Amber - September 16

Lets look at it this way: You are 17 he is 34- If he took you to his prom you would be in diapers. Age is just a number, but when you are 17 and your boyfriend is 34 its a world. I don't think that you need to have a baby yet. Your body grows untill you are around 21 years old. Since you are not fully grown, you will have a boatload more stretch marks, and will probably be embara__sed to show your body in public, like at the beach or something. Secondly, you are 17. My mother had me at 17 and she did a poor job rasing me. She thought she was ready, but when someone wanted to go out, she had to stay home with me. She was stuck trying to be a kid, and raise me. Now, you said this guy will be there for you, re-think this. Finish the schooling, get a degree, get married and then when you are sure that you can provide for yourself and a child, then have a baby. He may say that he will be there today, and may want to marry you, but remember that divorce rates are higher than they have ever been, and you could end up alone with a child. Its no walk in the park. Not to mention that if the school he works for found out about the relationship he would probably be fired and have charges pressed.
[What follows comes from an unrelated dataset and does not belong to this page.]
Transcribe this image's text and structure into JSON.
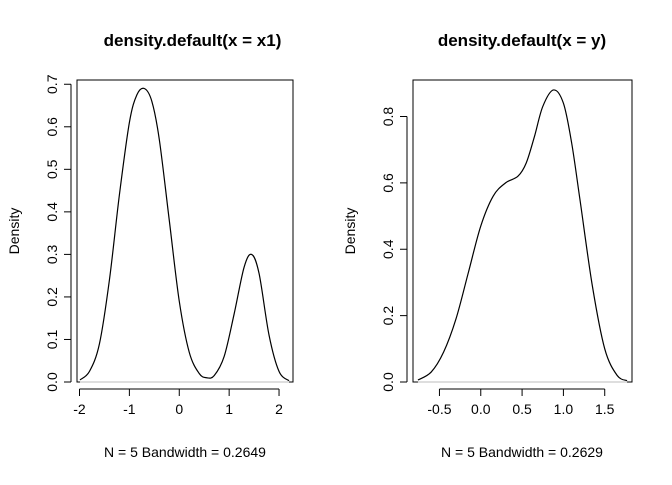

Even if he is not your teacher. And if it is him that wants you to have a baby, then he needs his head checked. You do not need to have a baby now, wait a few years.

 

Viv - September 16

This is an interesting thread. I have a college professor friend in his 50s who has married and had a child with a 22 year old. I have another friend who at 30 married and had a child with a college professor age 70. Hey, is there a common thread here? I wonder if the teaching profession contains an element attracted to it because they like young thiiings. None of which is near what I started out to say. Look at the tail end of life. At age 50 bex will have another 17 years of work in front of her, supporting an old man on a pension. By the time she retires he will have died, and she will have 20 years to spend alone on nothing but social security. All that has nothing to do with love. In France, for generations it was customary for a man to marry a woman 17 years younger - it took him that long to earn enough to get established to where he could support a family. Bex, I have a couple friend who are building their first outhouse this weekend. They can't afford a place with indoor plumbing. If love is more important than material possessions, I say go for it! Sorry you others.

 

bex41 - September 16

i am listening to all your comments and understand what you are all saying but why is it that i still want to get pregnant? it is illegal because we have had it all checked out and his work dont mind because i met my bf when i worked there. so ever one knows about us.

 

bex41 - September 16

opps sorry i ment it is legal

 

Fran - September 16

Is this guy even divorced yet? You said they have been married for 15 yrs.-- you never did not say WAS-- Is he still married? Seperated? What? If he is not legally divorced yet you need to move out & run from this guy as fast as you can! Otherwise, if he is divorced & you are out of high school to each is own.

 

Viv - September 16

Bex, almost all women want to get pregnant. Many women are thinking "will I get pregnant this time" as they are making love. That's human nature. God made us that way. She wants us to have babies. She also gave us a brain that can figure out when is the right time to have babies. You have the next 18 years to choose for baby making. Please choose the right one.

 

bex41 - September 17

so why do i feel like the right time is now and i always feel like i will be a good mum as well.